The balls of mud that the wasps make their nests from contain small amounts of charcoal that can be used for ultra-sensitive radiocarbon dating using a huge instrument called an Accelerator Mass Spectrometer at theAustralian Nuclear Science and Technology Organisation (ANSTO) in Lucas Heights, south of Sydney.  The tiny charcoal particles seem to come mostly from burning spinifex and our PhD student Damien Finch has developed very careful methods to extract and purify the charcoal before it is analysed to separate it from any other carbon-bearing material that might be present.  Radiocarbon dating determines the time when an organism died and stopped exchanging carbon with the atmosphere, in this case when the spinifex was burnt in bushfires.  Fresh charcoal at the time it was incorporated in the mud had an age that was close to zero.  When we sample an old nest thousands of years later we get an age that is essentially the time the wasp built the nest, so if this is over a painting, we know the painting must be older than that, or if it is under the painting we know it must be younger than the nest.  Damien has done this on hundreds of wasp nests that are associated with paintings and this method has given us our best idea so far of the ages of the different rock art styles.
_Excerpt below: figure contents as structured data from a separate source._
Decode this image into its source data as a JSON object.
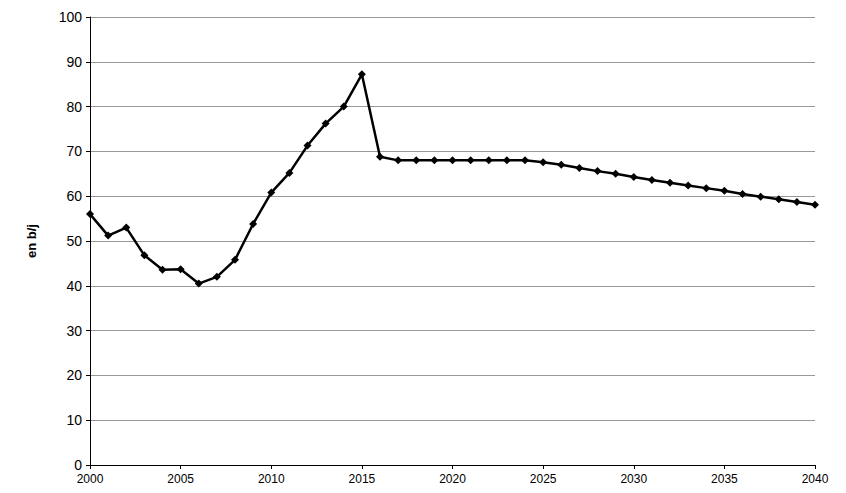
{
  "chart_data": {
    "type": "line",
    "y_label": "en b/j",
    "x": [
      2000,
      2001,
      2002,
      2003,
      2004,
      2005,
      2006,
      2007,
      2008,
      2009,
      2010,
      2011,
      2012,
      2013,
      2014,
      2015,
      2016,
      2017,
      2018,
      2019,
      2020,
      2021,
      2022,
      2023,
      2024,
      2025,
      2026,
      2027,
      2028,
      2029,
      2030,
      2031,
      2032,
      2033,
      2034,
      2035,
      2036,
      2037,
      2038,
      2039,
      2040
    ],
    "values": [
      56,
      51.2,
      53,
      46.8,
      43.6,
      43.7,
      40.5,
      42,
      45.8,
      53.8,
      60.8,
      65.2,
      71.3,
      76.2,
      80,
      87.2,
      68.8,
      68,
      68,
      68,
      68,
      68,
      68,
      68,
      68,
      67.6,
      67,
      66.3,
      65.6,
      65,
      64.3,
      63.6,
      63,
      62.4,
      61.8,
      61.2,
      60.5,
      59.9,
      59.3,
      58.7,
      58.1
    ],
    "color": "#000000",
    "marker": "diamond",
    "line_style": "solid",
    "xlim": [
      2000,
      2040
    ],
    "xticks": [
      2000,
      2005,
      2010,
      2015,
      2020,
      2025,
      2030,
      2035,
      2040
    ],
    "ylim": [
      0,
      100
    ],
    "yticks": [
      0,
      10,
      20,
      30,
      40,
      50,
      60,
      70,
      80,
      90,
      100
    ],
    "grid": true
  }
}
The earliest paintings dated by this method are from the ‘Irregular Infill Animal Period’ and, as the name implies, these are mostly of animals such as kangaroos, crocodiles, goannas, fish and occasionally birds and plants, especially yams, but rarely people.  Sometimes the paintings include thylacines which are thought to have been extinct on the mainland for some 4,000 to 8,000 years, so we knew they must have been painted a long time ago, even before we started the dating project. These paintings are all made using purplish-red pigments filled in with irregular brush strokes in a dashed or dotted pattern.  There are some good examples on the RAA website.

 

  1. Are the changes in climate and art style that you have discovered also reflected in traditional stories past down through the generations?

This is a question that we have not yet had time to explore with the Traditional Owners, but very much look forward to doing so, now that we have an idea of the age of the various art styles.  Most of the stories we have heard, however, relate to the most recent Wanjina phase of the art sequence, mostly from the last four thousand years, a period when climatic conditions have been relatively stable and much as they are today.

What we do know now from our dating of the earlier art styles is that the oldest paintings date back to the end of the last Ice Age, when the great ice-sheets in the northern hemisphere, especially on North America, northern Europe and Siberia had reached their maximum extent and then started to melt from about 18,000 years ago.  Global sea levels then were about 125 metres lower than today because so much water was locked up in ice. As the ice sheets melted sea levels rose rapidly from about 18,000 until they reached something like their present level around 8,000 years ago.  This was a time of enormous and almost continuous environmental and climatic change and encompasses our best estimates of the time over which most of the pre-Wanjina art styles were painted.  It is more than likely that the changes we see in the art styles are reflecting these changes in the environment and the rapidly changing distribution of land and sea during this time.

We are hopeful that one particular type of mineral accretion, forming within the Kimberley rock art shelters and occasionally in association with the rock art, is capable of recording environmental change over similar timescales to the dates produced for the art (e.g. over ~20,000 years). These accretions may prove key in providing a Kimberley specific, climatic context to the changes observed in the art styles.